GRIEVING mothers who have lost children to violence took to the streets of Manchester for a peace march.
The group was set up by mothers affected by gun crime to help educate and influence others in the same situation.
Sylvia Lancaster, whose daughter was battered to death in a park in Bacup for being Goth, attended the event to build links with MAV.
She said: “We want to show people that we are against violence of any form, whether it is knife or gun crime or kicking someone to death.”
The event started in Albert Square, where the crowd was entertained by DJ Juggler, musical and dancing performances and speeches from local politicians.
A one-minute silence was held and the names of people who have died as a result of violence since 1999 were read out.
Children and mothers and fathers supporting the event took part in the march – the majority wearing white T-shirts bearing the words ‘valuing young people’ on the back.
MAV chairwoman 2000 -2008 Patsy McKie – whose youngest son, Dorrie, was one of three young men shot dead in gang violence in one week in August 1999 – invited other mothers who have lost children to join her on stage.
She said: “We stand together knitted by brokenness but also cemented by the pain that we feel, and how we are going to go forward with that.”

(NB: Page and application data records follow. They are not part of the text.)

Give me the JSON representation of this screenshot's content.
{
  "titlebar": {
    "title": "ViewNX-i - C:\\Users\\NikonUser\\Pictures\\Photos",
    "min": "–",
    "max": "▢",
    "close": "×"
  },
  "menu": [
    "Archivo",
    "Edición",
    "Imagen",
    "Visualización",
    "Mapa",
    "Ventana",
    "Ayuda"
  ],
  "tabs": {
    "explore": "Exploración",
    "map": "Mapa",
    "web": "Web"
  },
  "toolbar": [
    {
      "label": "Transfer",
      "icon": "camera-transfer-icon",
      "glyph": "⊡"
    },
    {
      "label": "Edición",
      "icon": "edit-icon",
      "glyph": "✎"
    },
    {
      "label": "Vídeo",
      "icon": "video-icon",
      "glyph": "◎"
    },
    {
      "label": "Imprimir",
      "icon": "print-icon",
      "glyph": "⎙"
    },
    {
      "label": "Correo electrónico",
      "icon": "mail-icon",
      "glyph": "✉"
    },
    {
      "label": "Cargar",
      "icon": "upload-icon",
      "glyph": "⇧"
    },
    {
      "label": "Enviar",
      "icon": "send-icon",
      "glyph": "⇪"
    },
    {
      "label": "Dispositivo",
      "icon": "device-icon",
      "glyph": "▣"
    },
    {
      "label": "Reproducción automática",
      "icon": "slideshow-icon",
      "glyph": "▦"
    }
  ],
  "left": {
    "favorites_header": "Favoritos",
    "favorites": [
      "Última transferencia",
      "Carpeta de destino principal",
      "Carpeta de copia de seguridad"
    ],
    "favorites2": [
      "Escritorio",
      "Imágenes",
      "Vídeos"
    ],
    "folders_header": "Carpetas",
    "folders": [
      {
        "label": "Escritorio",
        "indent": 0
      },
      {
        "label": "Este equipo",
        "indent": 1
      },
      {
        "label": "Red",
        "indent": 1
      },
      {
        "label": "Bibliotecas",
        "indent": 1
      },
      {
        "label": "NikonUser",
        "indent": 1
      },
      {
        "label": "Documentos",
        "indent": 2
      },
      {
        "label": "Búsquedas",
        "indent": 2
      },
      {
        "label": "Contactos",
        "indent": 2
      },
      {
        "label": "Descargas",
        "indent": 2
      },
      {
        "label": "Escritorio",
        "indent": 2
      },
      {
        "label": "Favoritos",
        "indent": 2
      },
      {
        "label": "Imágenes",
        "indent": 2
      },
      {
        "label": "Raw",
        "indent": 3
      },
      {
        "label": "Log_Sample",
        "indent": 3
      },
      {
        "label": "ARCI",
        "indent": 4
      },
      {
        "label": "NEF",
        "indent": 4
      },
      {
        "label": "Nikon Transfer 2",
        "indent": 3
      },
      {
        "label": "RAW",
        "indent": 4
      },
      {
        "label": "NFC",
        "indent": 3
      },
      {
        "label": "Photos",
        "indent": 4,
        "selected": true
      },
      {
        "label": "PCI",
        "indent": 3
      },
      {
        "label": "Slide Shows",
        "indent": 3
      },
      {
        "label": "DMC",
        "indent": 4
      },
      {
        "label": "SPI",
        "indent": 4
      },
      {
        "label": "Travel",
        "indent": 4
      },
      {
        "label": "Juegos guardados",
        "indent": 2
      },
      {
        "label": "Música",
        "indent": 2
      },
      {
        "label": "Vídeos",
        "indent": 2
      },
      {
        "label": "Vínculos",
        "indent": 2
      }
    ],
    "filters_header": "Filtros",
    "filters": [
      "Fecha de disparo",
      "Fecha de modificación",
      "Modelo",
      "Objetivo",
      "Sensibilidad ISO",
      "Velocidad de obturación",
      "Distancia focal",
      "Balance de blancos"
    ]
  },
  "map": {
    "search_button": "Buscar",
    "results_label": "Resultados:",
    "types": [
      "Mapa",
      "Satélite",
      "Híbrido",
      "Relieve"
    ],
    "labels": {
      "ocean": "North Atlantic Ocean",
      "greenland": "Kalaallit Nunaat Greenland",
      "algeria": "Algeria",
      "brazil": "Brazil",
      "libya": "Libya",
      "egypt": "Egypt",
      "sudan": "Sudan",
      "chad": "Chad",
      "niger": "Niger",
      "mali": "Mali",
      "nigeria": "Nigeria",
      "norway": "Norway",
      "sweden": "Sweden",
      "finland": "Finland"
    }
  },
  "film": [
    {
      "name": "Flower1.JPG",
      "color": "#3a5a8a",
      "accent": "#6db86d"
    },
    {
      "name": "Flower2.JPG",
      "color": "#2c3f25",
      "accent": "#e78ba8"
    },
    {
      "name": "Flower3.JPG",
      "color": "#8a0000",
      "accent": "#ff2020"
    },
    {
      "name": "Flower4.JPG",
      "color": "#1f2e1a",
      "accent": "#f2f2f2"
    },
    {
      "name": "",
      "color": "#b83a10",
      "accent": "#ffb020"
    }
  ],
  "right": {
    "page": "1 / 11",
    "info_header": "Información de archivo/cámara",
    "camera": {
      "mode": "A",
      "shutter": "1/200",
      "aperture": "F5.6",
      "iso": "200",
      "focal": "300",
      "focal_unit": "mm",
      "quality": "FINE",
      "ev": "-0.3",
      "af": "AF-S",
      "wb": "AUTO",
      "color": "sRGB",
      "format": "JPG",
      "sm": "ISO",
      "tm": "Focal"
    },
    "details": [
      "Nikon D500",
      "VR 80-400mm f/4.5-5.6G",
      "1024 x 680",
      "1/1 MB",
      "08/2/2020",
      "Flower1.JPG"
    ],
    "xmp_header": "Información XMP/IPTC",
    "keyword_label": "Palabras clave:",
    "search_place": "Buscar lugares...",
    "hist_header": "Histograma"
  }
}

Speaking about MAV she said: “It was just a vision that I had. I followed it and we are going forward and changing things.”
Tony Winter, a street pastor, said: “MAV said it wanted to do something about what was happening, it has and it has made a real difference.”
Rapper Rio Nelson, 24, who performed with colleague Mark Viollet, said: “I’m here for my friend Amy Leigh Barnes who was stabbed to death. We performed the track Sorry, dedicated to Amy and to promote a positive message to young people.”